Foto: Paulo Pinto/Agência Brasil
As declarações foram dadas em entrevistas aos veículos Brasil247, Revista Fórum e DCM. Para Lula, Trump faz um jogo de narrativas ao tentar agradar a população e reforçar a ideia de que os Estados Unidos seriam “país onipotente, daquele povo superior”. O presidente brasileiro disse admirar o país por ser a maior economia do mundo, atribuindo esse resultado à capacidade de trabalho do povo norte-americano.*
Isso não é pelo autoritarismo do presidente. Isso é pela conjuntura econômica, pela importância do país, pelo grau de universidade que eles têm. Então, o Trump não precisava ficar ameaçando o mundo Luiz Inácio Lula da Silva
Na mesma linha, Lula afirmou que as ameaças feitas por Trump não fazem bem para a democracia e voltou a criticar a ofensiva contra o Irã, ressaltando as consequências do conflito na economia, especialmente nos preços dos combustíveis.
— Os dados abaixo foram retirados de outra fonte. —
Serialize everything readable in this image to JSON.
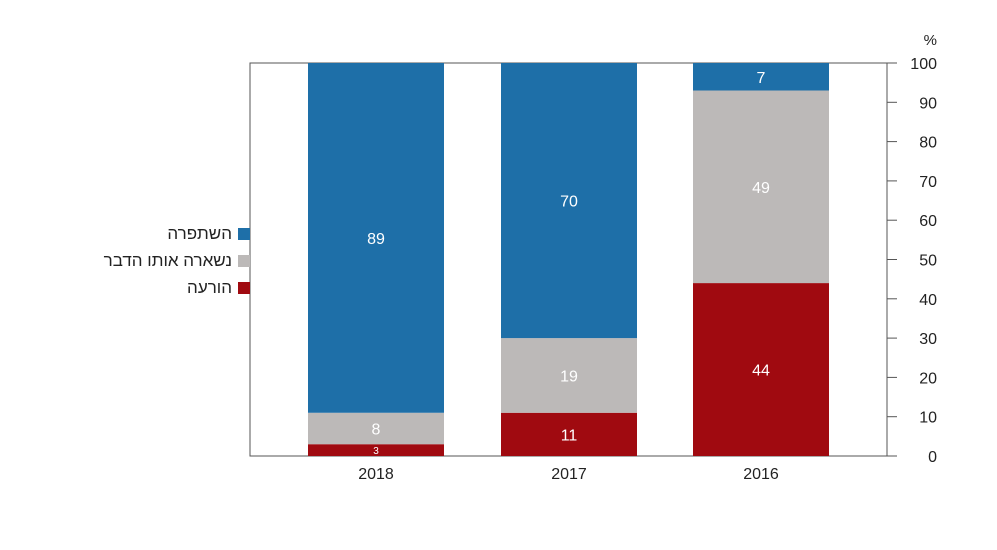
{
  "chart_data": {
    "type": "bar",
    "stacked": true,
    "categories": [
      "2018",
      "2017",
      "2016"
    ],
    "series": [
      {
        "name": "הורעה",
        "color": "#a00a10",
        "values": [
          3,
          11,
          44
        ]
      },
      {
        "name": "נשארה אותו הדבר",
        "color": "#bcb9b8",
        "values": [
          8,
          19,
          49
        ]
      },
      {
        "name": "השתפרה",
        "color": "#1e6fa8",
        "values": [
          89,
          70,
          7
        ]
      }
    ],
    "ylabel": "%",
    "ylim": [
      0,
      100
    ],
    "yticks": [
      0,
      10,
      20,
      30,
      40,
      50,
      60,
      70,
      80,
      90,
      100
    ],
    "y_axis_side": "right",
    "legend_position": "left",
    "legend_order": [
      "השתפרה",
      "נשארה אותו הדבר",
      "הורעה"
    ]
  }
}
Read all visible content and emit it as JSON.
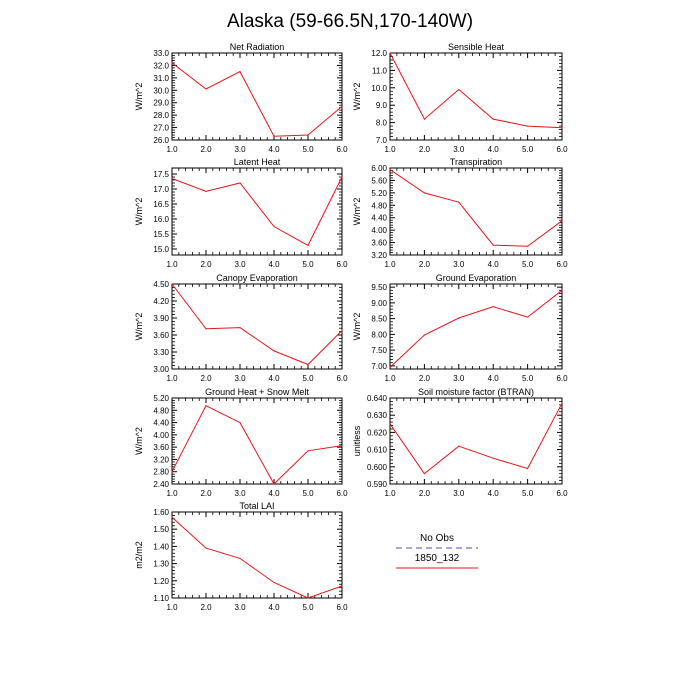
{
  "figure": {
    "title": "Alaska (59-66.5N,170-140W)"
  },
  "legend": {
    "entries": [
      {
        "label": "No Obs",
        "color": "#8a8ae0",
        "dashed": true
      },
      {
        "label": "1850_132",
        "color": "#e8141b",
        "dashed": false
      }
    ]
  },
  "chart_data": [
    {
      "type": "line",
      "title": "Net Radiation",
      "ylabel": "W/m^2",
      "x": [
        1,
        2,
        3,
        4,
        5,
        6
      ],
      "xlim": [
        1,
        6
      ],
      "xticks": [
        "1.0",
        "2.0",
        "3.0",
        "4.0",
        "5.0",
        "6.0"
      ],
      "ylim": [
        26,
        33
      ],
      "yticks": [
        "26.0",
        "27.0",
        "28.0",
        "29.0",
        "30.0",
        "31.0",
        "32.0",
        "33.0"
      ],
      "series": [
        {
          "name": "1850_132",
          "color": "#e8141b",
          "values": [
            32.2,
            30.1,
            31.5,
            26.3,
            26.4,
            28.7
          ]
        }
      ]
    },
    {
      "type": "line",
      "title": "Sensible Heat",
      "ylabel": "W/m^2",
      "x": [
        1,
        2,
        3,
        4,
        5,
        6
      ],
      "xlim": [
        1,
        6
      ],
      "xticks": [
        "1.0",
        "2.0",
        "3.0",
        "4.0",
        "5.0",
        "6.0"
      ],
      "ylim": [
        7,
        12
      ],
      "yticks": [
        "7.0",
        "8.0",
        "9.0",
        "10.0",
        "11.0",
        "12.0"
      ],
      "series": [
        {
          "name": "1850_132",
          "color": "#e8141b",
          "values": [
            12.0,
            8.2,
            9.9,
            8.2,
            7.8,
            7.7
          ]
        }
      ]
    },
    {
      "type": "line",
      "title": "Latent Heat",
      "ylabel": "W/m^2",
      "x": [
        1,
        2,
        3,
        4,
        5,
        6
      ],
      "xlim": [
        1,
        6
      ],
      "xticks": [
        "1.0",
        "2.0",
        "3.0",
        "4.0",
        "5.0",
        "6.0"
      ],
      "ylim": [
        14.8,
        17.7
      ],
      "yticks": [
        "15.0",
        "15.5",
        "16.0",
        "16.5",
        "17.0",
        "17.5"
      ],
      "ytickvals": [
        15.0,
        15.5,
        16.0,
        16.5,
        17.0,
        17.5
      ],
      "series": [
        {
          "name": "1850_132",
          "color": "#e8141b",
          "values": [
            17.35,
            16.92,
            17.2,
            15.75,
            15.12,
            17.4
          ]
        }
      ]
    },
    {
      "type": "line",
      "title": "Transpiration",
      "ylabel": "W/m^2",
      "x": [
        1,
        2,
        3,
        4,
        5,
        6
      ],
      "xlim": [
        1,
        6
      ],
      "xticks": [
        "1.0",
        "2.0",
        "3.0",
        "4.0",
        "5.0",
        "6.0"
      ],
      "ylim": [
        3.2,
        6.0
      ],
      "yticks": [
        "3.20",
        "3.60",
        "4.00",
        "4.40",
        "4.80",
        "5.20",
        "5.60",
        "6.00"
      ],
      "series": [
        {
          "name": "1850_132",
          "color": "#e8141b",
          "values": [
            5.95,
            5.2,
            4.9,
            3.52,
            3.48,
            4.3
          ]
        }
      ]
    },
    {
      "type": "line",
      "title": "Canopy Evaporation",
      "ylabel": "W/m^2",
      "x": [
        1,
        2,
        3,
        4,
        5,
        6
      ],
      "xlim": [
        1,
        6
      ],
      "xticks": [
        "1.0",
        "2.0",
        "3.0",
        "4.0",
        "5.0",
        "6.0"
      ],
      "ylim": [
        3.0,
        4.5
      ],
      "yticks": [
        "3.00",
        "3.30",
        "3.60",
        "3.90",
        "4.20",
        "4.50"
      ],
      "series": [
        {
          "name": "1850_132",
          "color": "#e8141b",
          "values": [
            4.5,
            3.71,
            3.73,
            3.32,
            3.08,
            3.68
          ]
        }
      ]
    },
    {
      "type": "line",
      "title": "Ground Evaporation",
      "ylabel": "W/m^2",
      "x": [
        1,
        2,
        3,
        4,
        5,
        6
      ],
      "xlim": [
        1,
        6
      ],
      "xticks": [
        "1.0",
        "2.0",
        "3.0",
        "4.0",
        "5.0",
        "6.0"
      ],
      "ylim": [
        6.9,
        9.6
      ],
      "yticks": [
        "7.00",
        "7.50",
        "8.00",
        "8.50",
        "9.00",
        "9.50"
      ],
      "ytickvals": [
        7.0,
        7.5,
        8.0,
        8.5,
        9.0,
        9.5
      ],
      "series": [
        {
          "name": "1850_132",
          "color": "#e8141b",
          "values": [
            6.95,
            7.98,
            8.52,
            8.88,
            8.55,
            9.4
          ]
        }
      ]
    },
    {
      "type": "line",
      "title": "Ground Heat + Snow Melt",
      "ylabel": "W/m^2",
      "x": [
        1,
        2,
        3,
        4,
        5,
        6
      ],
      "xlim": [
        1,
        6
      ],
      "xticks": [
        "1.0",
        "2.0",
        "3.0",
        "4.0",
        "5.0",
        "6.0"
      ],
      "ylim": [
        2.4,
        5.2
      ],
      "yticks": [
        "2.40",
        "2.80",
        "3.20",
        "3.60",
        "4.00",
        "4.40",
        "4.80",
        "5.20"
      ],
      "series": [
        {
          "name": "1850_132",
          "color": "#e8141b",
          "values": [
            2.8,
            4.95,
            4.4,
            2.4,
            3.48,
            3.65
          ]
        }
      ]
    },
    {
      "type": "line",
      "title": "Soil moisture factor (BTRAN)",
      "ylabel": "unitless",
      "x": [
        1,
        2,
        3,
        4,
        5,
        6
      ],
      "xlim": [
        1,
        6
      ],
      "xticks": [
        "1.0",
        "2.0",
        "3.0",
        "4.0",
        "5.0",
        "6.0"
      ],
      "ylim": [
        0.59,
        0.64
      ],
      "yticks": [
        "0.590",
        "0.600",
        "0.610",
        "0.620",
        "0.630",
        "0.640"
      ],
      "series": [
        {
          "name": "1850_132",
          "color": "#e8141b",
          "values": [
            0.625,
            0.596,
            0.612,
            0.605,
            0.599,
            0.637
          ]
        }
      ]
    },
    {
      "type": "line",
      "title": "Total LAI",
      "ylabel": "m2/m2",
      "x": [
        1,
        2,
        3,
        4,
        5,
        6
      ],
      "xlim": [
        1,
        6
      ],
      "xticks": [
        "1.0",
        "2.0",
        "3.0",
        "4.0",
        "5.0",
        "6.0"
      ],
      "ylim": [
        1.1,
        1.6
      ],
      "yticks": [
        "1.10",
        "1.20",
        "1.30",
        "1.40",
        "1.50",
        "1.60"
      ],
      "series": [
        {
          "name": "1850_132",
          "color": "#e8141b",
          "values": [
            1.57,
            1.39,
            1.33,
            1.19,
            1.1,
            1.17
          ]
        }
      ]
    }
  ]
}
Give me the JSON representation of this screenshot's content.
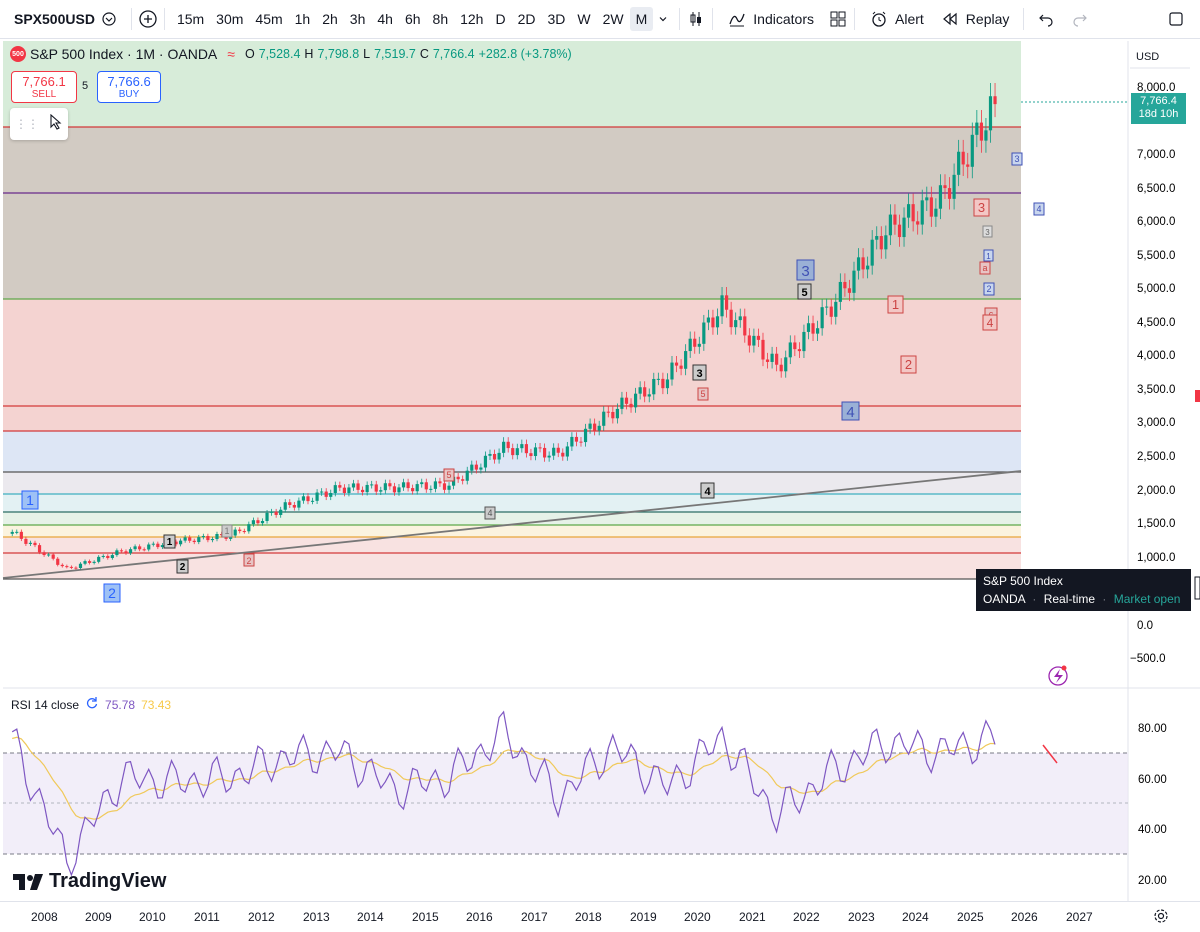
{
  "toolbar": {
    "symbol": "SPX500USD",
    "intervals": [
      "15m",
      "30m",
      "45m",
      "1h",
      "2h",
      "3h",
      "4h",
      "6h",
      "8h",
      "12h",
      "D",
      "2D",
      "3D",
      "W",
      "2W",
      "M"
    ],
    "active_interval": "M",
    "indicators_label": "Indicators",
    "alert_label": "Alert",
    "replay_label": "Replay"
  },
  "legend": {
    "logo_text": "500",
    "title": "S&P 500 Index · 1M · OANDA",
    "approx": "≈",
    "o_label": "O",
    "o_value": "7,528.4",
    "h_label": "H",
    "h_value": "7,798.8",
    "l_label": "L",
    "l_value": "7,519.7",
    "c_label": "C",
    "c_value": "7,766.4",
    "change": "+282.8 (+3.78%)"
  },
  "trade": {
    "sell_price": "7,766.1",
    "sell_label": "SELL",
    "spread": "5",
    "buy_price": "7,766.6",
    "buy_label": "BUY"
  },
  "price_axis": {
    "currency": "USD",
    "ticks": [
      "8,000.0",
      "7,000.0",
      "6,500.0",
      "6,000.0",
      "5,500.0",
      "5,000.0",
      "4,500.0",
      "4,000.0",
      "3,500.0",
      "3,000.0",
      "2,500.0",
      "2,000.0",
      "1,500.0",
      "1,000.0",
      "0.0",
      "−500.0"
    ],
    "last_price": "7,766.4",
    "countdown": "18d 10h"
  },
  "tooltip": {
    "name": "S&P 500 Index",
    "source": "OANDA",
    "dot": "·",
    "mode": "Real-time",
    "status": "Market open"
  },
  "wave_labels": {
    "blue_1": "1",
    "blue_2": "2",
    "b1": "1",
    "b2": "2",
    "p1": "1",
    "p2": "2",
    "g5": "5",
    "g4": "4",
    "b3a": "3",
    "p5": "5",
    "b4": "4",
    "big3": "3",
    "b5": "5",
    "big4": "4",
    "r1": "1",
    "r2": "2",
    "r3": "3",
    "s3": "3",
    "s4": "4",
    "c3": "3",
    "c1": "1",
    "ca": "a",
    "c2": "2",
    "cc": "c",
    "c4": "4"
  },
  "rsi": {
    "label": "RSI 14 close",
    "value": "75.78",
    "ma_value": "73.43",
    "ticks": [
      "80.00",
      "60.00",
      "40.00",
      "20.00"
    ]
  },
  "time_axis": [
    "2008",
    "2009",
    "2010",
    "2011",
    "2012",
    "2013",
    "2014",
    "2015",
    "2016",
    "2017",
    "2018",
    "2019",
    "2020",
    "2021",
    "2022",
    "2023",
    "2024",
    "2025",
    "2026",
    "2027"
  ],
  "brand": "TradingView",
  "colors": {
    "up": "#089981",
    "down": "#f23645",
    "rsi_line": "#7e57c2",
    "rsi_ma": "#f7c948",
    "zone_green": "#d7ecd9",
    "zone_gray": "#cfc8c0",
    "zone_red": "#f3d2d0"
  },
  "chart_data": {
    "type": "candlestick",
    "title": "S&P 500 Index · 1M · OANDA",
    "x": [
      "2008",
      "2009",
      "2010",
      "2011",
      "2012",
      "2013",
      "2014",
      "2015",
      "2016",
      "2017",
      "2018",
      "2019",
      "2020",
      "2021",
      "2022",
      "2023",
      "2024",
      "2025",
      "2026"
    ],
    "close_approx": [
      1400,
      850,
      1110,
      1260,
      1350,
      1780,
      2050,
      2060,
      2100,
      2650,
      2560,
      3200,
      3700,
      4760,
      3850,
      4760,
      5880,
      6350,
      7766
    ],
    "ylim": [
      -500,
      8000
    ],
    "rsi_approx": [
      75,
      27,
      60,
      58,
      60,
      68,
      70,
      55,
      60,
      78,
      52,
      72,
      56,
      76,
      45,
      62,
      74,
      70,
      75.78
    ],
    "rsi_ylim": [
      15,
      90
    ]
  }
}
No domingo (12), ao comentar críticas do papa sobre as ações dos Estados Unidos no Irã e na Venezuela, Trump afirmou que Leão XIV é “terrível em política externa” e pediu que ele deixe de agradar a esquerda radical. O pontífice respondeu que não tem medo do presidente norte-americano e disse acreditar na mensagem de paz do Evangelho.
Lula relatou ter se encontrado com o papa e disse ter saído bem impressionado. O presidente afirmou que queria demonstrar solidariedade ao pontífice e sustentou que a crítica feita por ele a Trump estava correta, acrescentando que ninguém precisa ter medo de ninguém.
Durante a entrevista, Lula também mencionou a parceria recente entre Brasil e Estados Unidos para o combate ao tráfico internacional de armas e drogas e comentou a prisão do ex-deputado federal Alexandre Ramagem (PL-RJ) pelo serviço de imigração e alfândega dos Estados Unidos, conhecido pela sigla ICE (ICE U.S. Immigration and Customs Enforcement).
Segundo Lula, Ramagem deve retornar ao Brasil. O presidente contestou a versão de que a detenção teria ocorrido por uma infração de trânsito e afirmou que o ex-deputado foi condenado no Brasil e deve voltar para cumprir a pena.
A Polícia Federal (PF) informou, em nota, que a prisão decorreu “de cooperação policial internacional entre a Polícia Federal e autoridades policiais dos EUA”. Ramagem, ex-diretor-geral da Agência Brasileira de Inteligência (Abin), foi detido em Orlando, no estado da Flórida.
Em setembro do ano passado, conforme o texto, Alexandre Ramagem fugiu do Brasil após ser condenado pelo Supremo Tribunal Federal a 16 anos, 1 mês e 15 dias de prisão por tentativa de golpe de Estado, organização criminosa e abolição do Estado Democrático de Direito. Proibido de deixar o país, ele teria saído pela fronteira com a Guiana e embarcado para os Estados Unidos com passaporte diplomático, que não estava apreendido.
O nome de Ramagem constava na lista de foragidos procurados da Interpol.